Date de parution : 27/08/2025
Editeur : Delcourt
https://www.editions-delcourt.fr/le-lapin-des-baskerville
Scénariste : Pierre Mortel
Illustratrice : Anaïs Dumas
Coloriste : Anaïs Dumas
EAN : 9782413087168
Dimensions 16.5 x 23 x 1.2 cm
Nombre de pages 120
Quand on parle d’ovnis créatifs, la collection Pataques des éditions Delcourt est toujours là pour vous surprendre. L’objectif est important : bousculer nos repères et réinventer les codes établis. Le Lapin des Baskerville de Pierre Mortel au scénario et Anaïs Dumas au dessin et à la colorisation, est-ce que nous pouvons appeler une création singulière.
Cet album opère une métamorphose audacieuse du célèbre récit de Sir Arthur Conan Doyle, transportant l'atmosphère gothique des landes anglaises dans un univers animalier où règne un délire quotidien. Là où le chien légendaire semait autrefois la terreur, un lapin blanc très mignon, autoproclamé maître de l'effroi.
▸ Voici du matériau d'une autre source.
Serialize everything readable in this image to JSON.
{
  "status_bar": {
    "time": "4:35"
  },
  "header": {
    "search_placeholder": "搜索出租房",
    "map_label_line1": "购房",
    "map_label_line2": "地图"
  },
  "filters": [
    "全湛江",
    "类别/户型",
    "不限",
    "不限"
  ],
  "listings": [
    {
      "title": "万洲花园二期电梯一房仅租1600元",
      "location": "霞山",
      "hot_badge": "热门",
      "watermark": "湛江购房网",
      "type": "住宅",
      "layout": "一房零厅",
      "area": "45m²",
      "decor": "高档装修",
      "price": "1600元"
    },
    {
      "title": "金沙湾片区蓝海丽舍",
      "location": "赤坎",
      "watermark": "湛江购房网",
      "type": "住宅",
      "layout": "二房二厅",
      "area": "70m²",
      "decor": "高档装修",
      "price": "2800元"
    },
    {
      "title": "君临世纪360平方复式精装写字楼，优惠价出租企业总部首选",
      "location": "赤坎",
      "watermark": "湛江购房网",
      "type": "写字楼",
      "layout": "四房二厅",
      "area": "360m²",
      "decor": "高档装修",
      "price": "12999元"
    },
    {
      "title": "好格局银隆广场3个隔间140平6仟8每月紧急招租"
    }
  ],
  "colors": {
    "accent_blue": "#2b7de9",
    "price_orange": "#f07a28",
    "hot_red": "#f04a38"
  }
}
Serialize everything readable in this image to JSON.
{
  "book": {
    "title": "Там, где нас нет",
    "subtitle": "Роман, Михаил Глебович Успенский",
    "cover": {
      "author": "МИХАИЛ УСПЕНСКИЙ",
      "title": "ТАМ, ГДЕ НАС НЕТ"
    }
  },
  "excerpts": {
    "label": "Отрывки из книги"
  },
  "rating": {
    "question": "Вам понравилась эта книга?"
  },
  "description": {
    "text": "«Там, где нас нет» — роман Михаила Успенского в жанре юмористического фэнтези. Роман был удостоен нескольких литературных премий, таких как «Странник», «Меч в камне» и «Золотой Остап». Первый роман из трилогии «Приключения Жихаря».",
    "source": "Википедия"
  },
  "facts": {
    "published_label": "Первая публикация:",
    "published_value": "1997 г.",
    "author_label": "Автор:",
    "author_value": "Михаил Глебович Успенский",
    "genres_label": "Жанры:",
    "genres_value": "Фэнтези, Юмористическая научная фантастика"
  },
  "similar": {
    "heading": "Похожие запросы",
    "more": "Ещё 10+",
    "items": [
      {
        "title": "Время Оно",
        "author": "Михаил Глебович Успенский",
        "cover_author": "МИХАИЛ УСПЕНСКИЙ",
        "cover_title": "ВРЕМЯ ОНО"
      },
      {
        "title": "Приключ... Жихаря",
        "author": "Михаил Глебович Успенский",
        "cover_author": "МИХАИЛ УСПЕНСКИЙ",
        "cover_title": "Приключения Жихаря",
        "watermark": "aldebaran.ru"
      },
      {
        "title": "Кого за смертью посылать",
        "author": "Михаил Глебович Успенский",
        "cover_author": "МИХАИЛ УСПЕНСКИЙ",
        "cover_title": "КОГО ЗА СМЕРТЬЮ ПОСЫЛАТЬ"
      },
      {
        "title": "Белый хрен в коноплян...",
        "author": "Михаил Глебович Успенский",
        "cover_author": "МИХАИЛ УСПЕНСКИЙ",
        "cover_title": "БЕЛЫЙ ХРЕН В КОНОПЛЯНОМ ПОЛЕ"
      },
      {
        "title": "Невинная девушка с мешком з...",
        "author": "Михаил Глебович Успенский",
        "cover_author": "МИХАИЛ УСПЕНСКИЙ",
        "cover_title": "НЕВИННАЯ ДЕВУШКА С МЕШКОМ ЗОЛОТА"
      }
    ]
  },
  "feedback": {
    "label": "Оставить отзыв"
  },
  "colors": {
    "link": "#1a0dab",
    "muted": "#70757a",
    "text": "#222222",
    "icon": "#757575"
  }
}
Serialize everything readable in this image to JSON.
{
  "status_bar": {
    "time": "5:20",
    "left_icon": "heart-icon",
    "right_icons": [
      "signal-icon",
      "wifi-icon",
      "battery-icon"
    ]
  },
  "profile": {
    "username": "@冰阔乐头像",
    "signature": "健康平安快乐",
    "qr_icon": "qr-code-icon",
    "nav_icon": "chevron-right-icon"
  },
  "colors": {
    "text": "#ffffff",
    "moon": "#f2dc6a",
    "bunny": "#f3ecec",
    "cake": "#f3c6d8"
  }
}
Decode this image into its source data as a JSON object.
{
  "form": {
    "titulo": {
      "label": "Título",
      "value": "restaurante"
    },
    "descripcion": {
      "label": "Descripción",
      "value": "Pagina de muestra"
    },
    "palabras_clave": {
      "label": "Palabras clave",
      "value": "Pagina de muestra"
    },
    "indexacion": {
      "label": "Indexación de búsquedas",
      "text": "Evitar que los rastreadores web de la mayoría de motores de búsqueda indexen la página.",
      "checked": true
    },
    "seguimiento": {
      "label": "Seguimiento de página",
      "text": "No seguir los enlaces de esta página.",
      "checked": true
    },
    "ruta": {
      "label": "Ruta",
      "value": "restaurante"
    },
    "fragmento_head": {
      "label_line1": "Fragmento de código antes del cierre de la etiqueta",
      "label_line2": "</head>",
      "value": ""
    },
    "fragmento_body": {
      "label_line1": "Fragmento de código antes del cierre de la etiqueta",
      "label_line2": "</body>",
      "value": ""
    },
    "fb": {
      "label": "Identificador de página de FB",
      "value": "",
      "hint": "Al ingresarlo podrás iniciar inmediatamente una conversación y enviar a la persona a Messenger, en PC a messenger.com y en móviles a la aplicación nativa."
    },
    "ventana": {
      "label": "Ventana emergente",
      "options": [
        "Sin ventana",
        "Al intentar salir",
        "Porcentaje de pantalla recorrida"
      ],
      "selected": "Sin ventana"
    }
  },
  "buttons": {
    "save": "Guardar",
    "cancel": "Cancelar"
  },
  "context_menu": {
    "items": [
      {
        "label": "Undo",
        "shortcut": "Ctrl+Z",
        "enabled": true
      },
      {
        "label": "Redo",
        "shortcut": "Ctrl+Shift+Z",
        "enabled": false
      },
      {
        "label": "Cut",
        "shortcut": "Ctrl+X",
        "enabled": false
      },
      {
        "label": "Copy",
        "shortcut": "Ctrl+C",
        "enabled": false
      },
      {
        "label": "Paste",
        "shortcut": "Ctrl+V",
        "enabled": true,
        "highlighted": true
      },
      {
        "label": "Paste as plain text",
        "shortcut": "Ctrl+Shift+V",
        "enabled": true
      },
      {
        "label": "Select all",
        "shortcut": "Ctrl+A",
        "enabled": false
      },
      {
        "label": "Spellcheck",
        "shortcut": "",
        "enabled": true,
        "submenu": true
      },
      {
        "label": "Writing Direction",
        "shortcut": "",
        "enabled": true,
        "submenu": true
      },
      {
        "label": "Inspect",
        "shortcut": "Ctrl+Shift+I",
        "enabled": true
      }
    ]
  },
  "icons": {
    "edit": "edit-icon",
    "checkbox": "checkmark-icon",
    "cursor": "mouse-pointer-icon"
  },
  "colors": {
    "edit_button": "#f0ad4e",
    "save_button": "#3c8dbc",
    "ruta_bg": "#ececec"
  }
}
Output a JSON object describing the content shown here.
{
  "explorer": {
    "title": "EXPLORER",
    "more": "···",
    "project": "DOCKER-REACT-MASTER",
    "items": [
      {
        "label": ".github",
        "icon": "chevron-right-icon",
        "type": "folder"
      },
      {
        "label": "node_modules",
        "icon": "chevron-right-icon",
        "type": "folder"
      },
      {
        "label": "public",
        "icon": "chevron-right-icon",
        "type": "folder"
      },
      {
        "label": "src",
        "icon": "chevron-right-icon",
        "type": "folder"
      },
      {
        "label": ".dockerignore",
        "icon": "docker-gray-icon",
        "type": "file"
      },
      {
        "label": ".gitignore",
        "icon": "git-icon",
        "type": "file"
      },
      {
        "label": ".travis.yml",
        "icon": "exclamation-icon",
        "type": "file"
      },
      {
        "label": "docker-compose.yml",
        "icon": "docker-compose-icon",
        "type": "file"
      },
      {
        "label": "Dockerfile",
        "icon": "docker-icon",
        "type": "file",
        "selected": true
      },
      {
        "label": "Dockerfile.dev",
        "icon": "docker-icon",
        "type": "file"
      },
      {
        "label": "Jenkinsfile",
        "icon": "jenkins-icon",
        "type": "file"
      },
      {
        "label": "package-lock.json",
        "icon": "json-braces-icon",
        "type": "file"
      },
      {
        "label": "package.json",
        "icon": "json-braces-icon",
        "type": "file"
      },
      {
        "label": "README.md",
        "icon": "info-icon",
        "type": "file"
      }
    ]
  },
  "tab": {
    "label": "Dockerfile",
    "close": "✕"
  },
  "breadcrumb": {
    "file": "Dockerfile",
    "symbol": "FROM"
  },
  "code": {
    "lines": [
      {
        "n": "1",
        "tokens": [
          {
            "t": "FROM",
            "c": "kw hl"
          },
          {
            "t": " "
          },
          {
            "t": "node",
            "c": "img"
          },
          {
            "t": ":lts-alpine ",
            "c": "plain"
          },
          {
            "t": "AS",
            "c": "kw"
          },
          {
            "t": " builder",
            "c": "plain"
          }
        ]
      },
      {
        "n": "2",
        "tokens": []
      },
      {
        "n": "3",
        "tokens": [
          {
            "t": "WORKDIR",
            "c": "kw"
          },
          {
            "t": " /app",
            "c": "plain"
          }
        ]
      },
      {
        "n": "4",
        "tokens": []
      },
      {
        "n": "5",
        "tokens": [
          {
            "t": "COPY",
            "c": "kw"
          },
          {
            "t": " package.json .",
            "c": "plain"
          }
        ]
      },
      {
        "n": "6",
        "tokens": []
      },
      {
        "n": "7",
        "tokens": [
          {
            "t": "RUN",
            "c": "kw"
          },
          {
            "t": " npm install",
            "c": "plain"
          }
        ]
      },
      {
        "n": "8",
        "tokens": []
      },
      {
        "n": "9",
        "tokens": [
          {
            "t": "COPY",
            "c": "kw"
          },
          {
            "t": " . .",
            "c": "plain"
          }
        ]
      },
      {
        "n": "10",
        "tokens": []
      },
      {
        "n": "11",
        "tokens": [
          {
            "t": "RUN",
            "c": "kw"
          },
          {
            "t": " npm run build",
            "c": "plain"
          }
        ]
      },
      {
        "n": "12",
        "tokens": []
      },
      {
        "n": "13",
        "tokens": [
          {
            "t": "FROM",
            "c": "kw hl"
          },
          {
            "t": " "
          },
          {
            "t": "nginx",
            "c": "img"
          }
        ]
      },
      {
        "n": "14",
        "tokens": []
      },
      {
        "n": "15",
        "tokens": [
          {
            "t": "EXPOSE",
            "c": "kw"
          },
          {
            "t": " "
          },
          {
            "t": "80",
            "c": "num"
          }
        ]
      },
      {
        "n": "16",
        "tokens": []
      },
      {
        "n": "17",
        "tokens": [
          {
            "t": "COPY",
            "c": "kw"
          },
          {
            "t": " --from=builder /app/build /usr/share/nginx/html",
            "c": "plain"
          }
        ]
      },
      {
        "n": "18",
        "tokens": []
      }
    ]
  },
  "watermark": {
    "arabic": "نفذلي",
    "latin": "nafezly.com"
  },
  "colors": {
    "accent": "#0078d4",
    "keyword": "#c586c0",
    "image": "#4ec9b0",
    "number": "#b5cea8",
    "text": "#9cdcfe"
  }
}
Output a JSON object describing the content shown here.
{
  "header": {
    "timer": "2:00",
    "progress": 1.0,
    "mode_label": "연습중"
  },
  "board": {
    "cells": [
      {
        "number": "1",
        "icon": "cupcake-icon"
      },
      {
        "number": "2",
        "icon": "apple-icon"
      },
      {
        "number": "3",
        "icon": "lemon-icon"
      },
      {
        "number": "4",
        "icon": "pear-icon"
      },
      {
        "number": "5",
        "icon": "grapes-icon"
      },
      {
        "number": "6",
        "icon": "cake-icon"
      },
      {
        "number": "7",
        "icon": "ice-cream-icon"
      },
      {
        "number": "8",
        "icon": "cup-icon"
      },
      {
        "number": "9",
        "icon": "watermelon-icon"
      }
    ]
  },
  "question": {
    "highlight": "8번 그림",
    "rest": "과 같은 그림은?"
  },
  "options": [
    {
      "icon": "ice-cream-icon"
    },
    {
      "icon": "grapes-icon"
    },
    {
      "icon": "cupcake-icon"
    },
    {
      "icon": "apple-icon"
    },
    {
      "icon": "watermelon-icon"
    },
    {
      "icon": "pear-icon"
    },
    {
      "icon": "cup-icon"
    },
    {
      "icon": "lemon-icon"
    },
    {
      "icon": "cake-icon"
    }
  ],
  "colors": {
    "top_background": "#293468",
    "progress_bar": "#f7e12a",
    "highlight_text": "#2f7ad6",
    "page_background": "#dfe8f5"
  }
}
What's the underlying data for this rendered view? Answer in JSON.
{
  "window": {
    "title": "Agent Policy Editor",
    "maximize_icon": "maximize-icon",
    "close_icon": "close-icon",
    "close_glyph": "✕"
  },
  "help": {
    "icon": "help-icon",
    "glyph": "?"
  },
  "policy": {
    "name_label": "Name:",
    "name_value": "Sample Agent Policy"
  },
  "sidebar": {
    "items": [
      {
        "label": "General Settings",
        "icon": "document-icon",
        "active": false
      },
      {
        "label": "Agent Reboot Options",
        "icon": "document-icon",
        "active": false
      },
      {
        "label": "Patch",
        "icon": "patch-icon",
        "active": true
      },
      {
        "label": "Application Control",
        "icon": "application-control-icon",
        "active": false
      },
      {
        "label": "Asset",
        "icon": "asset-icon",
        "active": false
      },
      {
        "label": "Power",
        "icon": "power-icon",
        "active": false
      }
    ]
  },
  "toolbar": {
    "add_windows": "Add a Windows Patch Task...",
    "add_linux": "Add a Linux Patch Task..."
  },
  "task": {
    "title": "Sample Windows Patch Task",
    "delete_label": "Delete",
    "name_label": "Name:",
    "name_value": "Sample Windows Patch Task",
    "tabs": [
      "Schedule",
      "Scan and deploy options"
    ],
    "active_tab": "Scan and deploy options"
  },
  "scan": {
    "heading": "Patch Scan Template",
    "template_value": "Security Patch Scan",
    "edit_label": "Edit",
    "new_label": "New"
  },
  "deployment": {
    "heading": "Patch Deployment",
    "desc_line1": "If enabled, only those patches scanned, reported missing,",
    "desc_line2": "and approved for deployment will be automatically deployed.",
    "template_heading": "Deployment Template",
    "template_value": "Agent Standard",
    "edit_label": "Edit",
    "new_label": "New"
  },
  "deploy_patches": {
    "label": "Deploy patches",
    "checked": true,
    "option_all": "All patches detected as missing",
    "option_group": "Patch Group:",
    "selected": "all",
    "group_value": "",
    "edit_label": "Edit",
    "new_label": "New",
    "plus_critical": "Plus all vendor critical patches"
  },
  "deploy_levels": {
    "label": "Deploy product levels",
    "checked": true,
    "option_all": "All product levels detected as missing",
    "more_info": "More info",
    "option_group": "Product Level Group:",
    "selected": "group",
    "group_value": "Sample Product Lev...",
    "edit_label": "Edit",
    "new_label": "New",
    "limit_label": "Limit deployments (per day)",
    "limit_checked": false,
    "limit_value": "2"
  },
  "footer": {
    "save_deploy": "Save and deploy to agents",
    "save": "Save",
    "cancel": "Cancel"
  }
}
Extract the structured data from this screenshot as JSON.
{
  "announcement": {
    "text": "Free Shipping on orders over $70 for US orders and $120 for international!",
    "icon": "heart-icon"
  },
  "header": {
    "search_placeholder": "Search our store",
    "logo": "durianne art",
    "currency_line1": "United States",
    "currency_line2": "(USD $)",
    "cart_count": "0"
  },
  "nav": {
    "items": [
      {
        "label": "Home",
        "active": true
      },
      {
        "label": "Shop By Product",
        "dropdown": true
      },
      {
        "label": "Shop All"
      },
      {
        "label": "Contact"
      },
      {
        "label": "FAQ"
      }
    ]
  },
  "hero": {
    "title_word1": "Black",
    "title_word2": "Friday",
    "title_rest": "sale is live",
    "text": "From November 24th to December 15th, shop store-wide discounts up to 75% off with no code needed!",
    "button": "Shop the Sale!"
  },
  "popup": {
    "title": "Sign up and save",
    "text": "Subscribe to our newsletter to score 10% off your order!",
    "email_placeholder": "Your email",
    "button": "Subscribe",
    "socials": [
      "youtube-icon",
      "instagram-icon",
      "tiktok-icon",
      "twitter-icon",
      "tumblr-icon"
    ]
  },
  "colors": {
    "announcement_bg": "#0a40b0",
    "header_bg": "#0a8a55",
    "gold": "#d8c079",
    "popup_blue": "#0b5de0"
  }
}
Un comble ! Il tente vainement d'imposer sa tentative infructueuse de tyrannie sur une communauté forestière aussi dysfonctionnelle qu'attachante.
L'écosystème créé par Pierre Mortel et Anaïs Dumas révèle une richesse foisonnante. Chaque animal incarne une facette de nos travers contemporains très humains avec une précision frappante. Le lapin, personnage central de cette comédie, cristallise nos velléités de pouvoir dérisoires. Son échec perpétuel à incarner la menace qu'il prétend être, transforme chaque tentative d'intimidation en moment burlesque. Autour de lui gravitent des animaux tout aussi mémorables : un poussin aux proportions démesurées qui questionne nos rapports à la différence physique, des gastéropodes adeptes des champignons psychotropes qui philosophent entre deux extases mycologiques. Sans oublier cette famille de Beloups convaincue de sa suprématie prédatrice malgré son incompétence manifeste et tant d’autres.
Cette galerie de personnages fonctionne comme un miroir déformant de nos relations sociales. Chaque interaction révèle les mécanismes subtils qui régissent nos groupes d'appartenance, nos quêtes d'acceptation et nos stratégies de survie en communauté (entre amis, au travail, etc.). Le Lapin des Baskerville interroge avec finesse les notions d'identité construite, d’identité héritée, explore ces questions existentielles à travers le prisme d'un humour parfois grinçant, mais jamais méchant.
Visuellement, Anaïs Dumas déploie son trait qui conjugue expressivité et lisibilité. L’équilibre entre l’humour des textes et le comique des dessins sert admirablement les ambiances qui naviguent entre moments contemplatifs et explosions drôles.
Vous vous retrouvez l’air de rien, avec beaucoup d’humour et en même temps avec une réflexion sur les mécanismes du pouvoir, de la peur et de l'appartenance sociale. Sous ses dehors de fable animalière déjantée, l'album développe une critique fine et bienveillante de nos sociétés contemporaines, pointant nos absurdités collectives sans jamais sombrer dans le cynisme.
La construction narrative alterne entre pages autonomes et le développement d'une intrigue qui se déroule sur l’ensemble de la bande dessinée. Pierre Mortel orchestre ce chaos apparent avec une précision d'horloger, chaque gag alimentant la progression humoristique générale.
Le Lapin des Baskerville s'adresse aux amateurs d'humour, à ceux qui apprécient les œuvres avec plusieurs niveaux de lecture, capables de divertir en surface tout en questionnant en profondeur. Une bande dessinée qui conjugue plaisir de lecture et stimulation intellectuelle.